Google Container Registry lifecycle policy for images retention
Is your Google Container Registry filling up, taking up storage and becoming expensive? How to handle images retention as a service?
Amazon’s Elastic Container Registry has a feature called Lifecycle Policies to handle images retention. Google doesn’t have this feature. There is a feature request in their tracker since Aug 2018 and there is not ETA for it so far…
Available solutions
There is a popular bash script from Ahmet and Go in CloudRun from Seth but none of them solve the requirements I needed. What exactly do I need?
Problem description
I want to scan my whole GCR and delete the digests that are:
- older than X days
- not being used in my kubernetes cluster
- not the most recent Y digests (I wanna keep, say, 20 most recent tagged digests)
When I check these requirements, I want to apply these lifecycle policies to all the images.
Say I have few images in GCR with certain prefixes:
eu.gcr.io/my-project/foo/bar/my-service:123
eu.gcr.io is the docker registry endpoint
my-project is ID of my GCP project
foo/bar is the prefix (“repo”)
my-service is an image name
123 is a tag
my-service:123 is an image with a tag, but wait, what is the digest?

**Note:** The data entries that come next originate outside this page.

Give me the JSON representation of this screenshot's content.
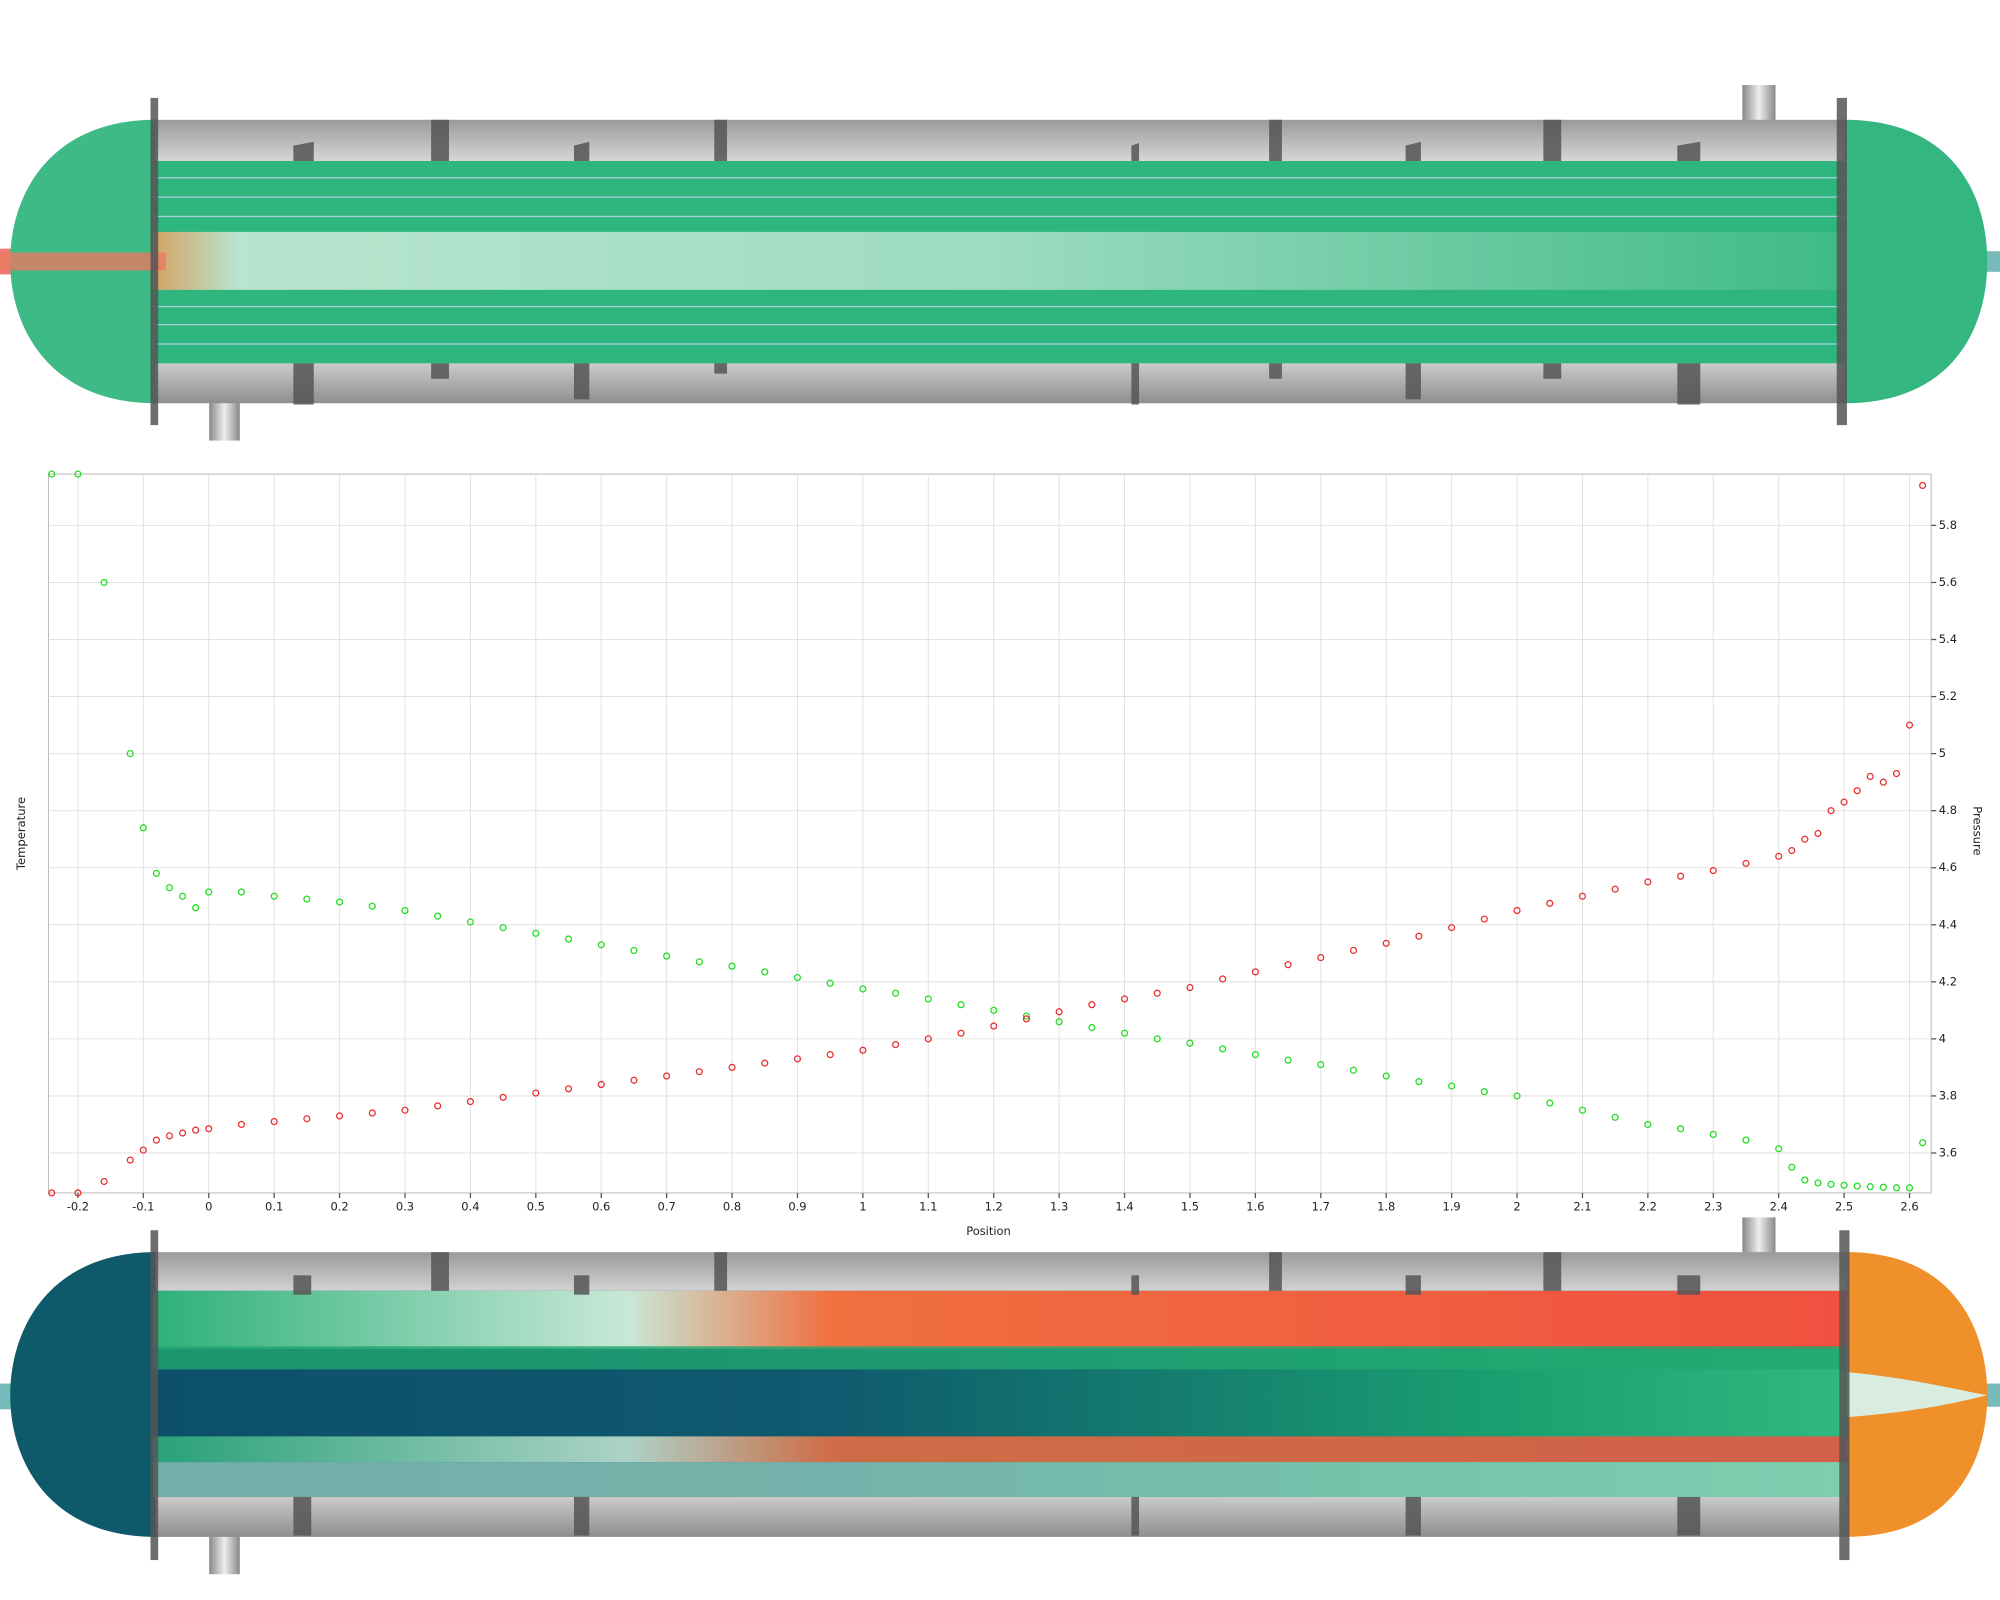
{
  "chart_data": {
    "type": "scatter",
    "x_label": "Position",
    "y_label": "Temperature",
    "y2_label": "Pressure",
    "x": [
      -0.24,
      -0.2,
      -0.16,
      -0.12,
      -0.1,
      -0.08,
      -0.06,
      -0.04,
      -0.02,
      0,
      0.05,
      0.1,
      0.15,
      0.2,
      0.25,
      0.3,
      0.35,
      0.4,
      0.45,
      0.5,
      0.55,
      0.6,
      0.65,
      0.7,
      0.75,
      0.8,
      0.85,
      0.9,
      0.95,
      1,
      1.05,
      1.1,
      1.15,
      1.2,
      1.25,
      1.3,
      1.35,
      1.4,
      1.45,
      1.5,
      1.55,
      1.6,
      1.65,
      1.7,
      1.75,
      1.8,
      1.85,
      1.9,
      1.95,
      2,
      2.05,
      2.1,
      2.15,
      2.2,
      2.25,
      2.3,
      2.35,
      2.4,
      2.42,
      2.44,
      2.46,
      2.48,
      2.5,
      2.52,
      2.54,
      2.56,
      2.58,
      2.6,
      2.62
    ],
    "series": [
      {
        "name": "Temperature",
        "color": "#22dd22",
        "axis": "y",
        "values": [
          5.98,
          5.98,
          5.6,
          5.0,
          4.74,
          4.58,
          4.53,
          4.5,
          4.46,
          4.515,
          4.515,
          4.5,
          4.49,
          4.48,
          4.465,
          4.45,
          4.43,
          4.41,
          4.39,
          4.37,
          4.35,
          4.33,
          4.31,
          4.29,
          4.27,
          4.255,
          4.235,
          4.215,
          4.195,
          4.175,
          4.16,
          4.14,
          4.12,
          4.1,
          4.08,
          4.06,
          4.04,
          4.02,
          4.0,
          3.985,
          3.965,
          3.945,
          3.925,
          3.91,
          3.89,
          3.87,
          3.85,
          3.835,
          3.815,
          3.8,
          3.775,
          3.75,
          3.725,
          3.7,
          3.685,
          3.665,
          3.645,
          3.615,
          3.55,
          3.505,
          3.495,
          3.49,
          3.487,
          3.484,
          3.482,
          3.48,
          3.478,
          3.478,
          3.636
        ]
      },
      {
        "name": "Pressure",
        "color": "#e83030",
        "axis": "y2",
        "values": [
          3.46,
          3.46,
          3.5,
          3.575,
          3.61,
          3.645,
          3.66,
          3.67,
          3.68,
          3.685,
          3.7,
          3.71,
          3.72,
          3.73,
          3.74,
          3.75,
          3.765,
          3.78,
          3.795,
          3.81,
          3.825,
          3.84,
          3.855,
          3.87,
          3.885,
          3.9,
          3.915,
          3.93,
          3.945,
          3.96,
          3.98,
          4.0,
          4.02,
          4.045,
          4.07,
          4.095,
          4.12,
          4.14,
          4.16,
          4.18,
          4.21,
          4.235,
          4.26,
          4.285,
          4.31,
          4.335,
          4.36,
          4.39,
          4.42,
          4.45,
          4.475,
          4.5,
          4.525,
          4.55,
          4.57,
          4.59,
          4.615,
          4.64,
          4.66,
          4.7,
          4.72,
          4.8,
          4.83,
          4.87,
          4.92,
          4.9,
          4.93,
          5.1,
          5.94
        ]
      }
    ],
    "xlim": [
      -0.245,
      2.633
    ],
    "xticks": [
      -0.2,
      -0.1,
      0,
      0.1,
      0.2,
      0.3,
      0.4,
      0.5,
      0.6,
      0.7,
      0.8,
      0.9,
      1,
      1.1,
      1.2,
      1.3,
      1.4,
      1.5,
      1.6,
      1.7,
      1.8,
      1.9,
      2,
      2.1,
      2.2,
      2.3,
      2.4,
      2.5,
      2.6
    ],
    "ylim": [
      3.46,
      5.98
    ],
    "y2lim": [
      3.46,
      5.98
    ],
    "y2ticks": [
      3.6,
      3.8,
      4,
      4.2,
      4.4,
      4.6,
      4.8,
      5,
      5.2,
      5.4,
      5.6,
      5.8
    ],
    "grid": true
  }
}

Image vs Layers, taken from https://windsock.io/explaining-docker-image-ids/:
A docker image digest is an ID (hashing algorithm used and the hash computed). The digest can look like this:
@sha256:296e2378f7a14695b2f53101a3bd443f656f823c46d13bf6406b91e9e9950ef0
You can tag a digest with several tags, even zero tags = untagged image.
Let’s say build an image my-service and push it to docker registry. When pushing, I tag it with :123. The new produced digest has two tags,:123 and :latest.The digest that was tagged :latest before I pushed this image, got the :latest tag removed.
If I remove a tag from an image in GCR, I simply remove a tag from the digest, I don’t delete the digest though.
What I can delete, in order to save some space, is the digest, like this:
gcloud container images delete -q — force-delete-tags \
eu.gcr.io/my-project/foo/bar/my-service@sha256:296e2378f7a14695b2f53101a3bd443f656f823c46d13bf6406b91e9e9950ef0
Implementation
Then, what do I need to do?
- Recursively scan gcr.io for all image prefixes (eu.gcr.io/my-project/foo/bar/my-service)
- For each prefix — list all its digests, delete the ones that don’t match my rules
How to check if they match the rules:
- sort them, preserve the most recent Y digests
- fetch pods and replicaSets’ image:tags (all of them, even the ones scaled to zero, we’d need these images in case of a rollback) from the k8s cluster, then go through the digests (that belong to that image name) and check if ANY of their tags contain a tag that is used in the cluster, preserve those
- check the rest of the digests, if they are older than X days, delete them
you could use standard kubectl to fetch the data:
kubectl get rs,po --all-namespaces -o jsonpath={..image} | tr ' ' '\n'
the gcr.io is exposing a docker v2 API, you can use a standard docker client or just curl using the gcloud token
ACCESS_TOKEN=$(gcloud auth print-access-token)
curl --silent --show-error -u_token:"$ACCESS_TOKEN" -X GET "https://eu.gcr.io/v2/_catalog"
I implemented all of this using bash/jq (yep, that wasn’t a smart idea) and published it to github:
Right now I’m running this in Gitlab-CI pipeline on a cron schedule (once a day) to evaluate it’s dry-run logs for production GCP projects.
Summary
I’m planning on rewriting this to python (py-kubeng and docker-py) if Google will not to come up with ETA for this feature.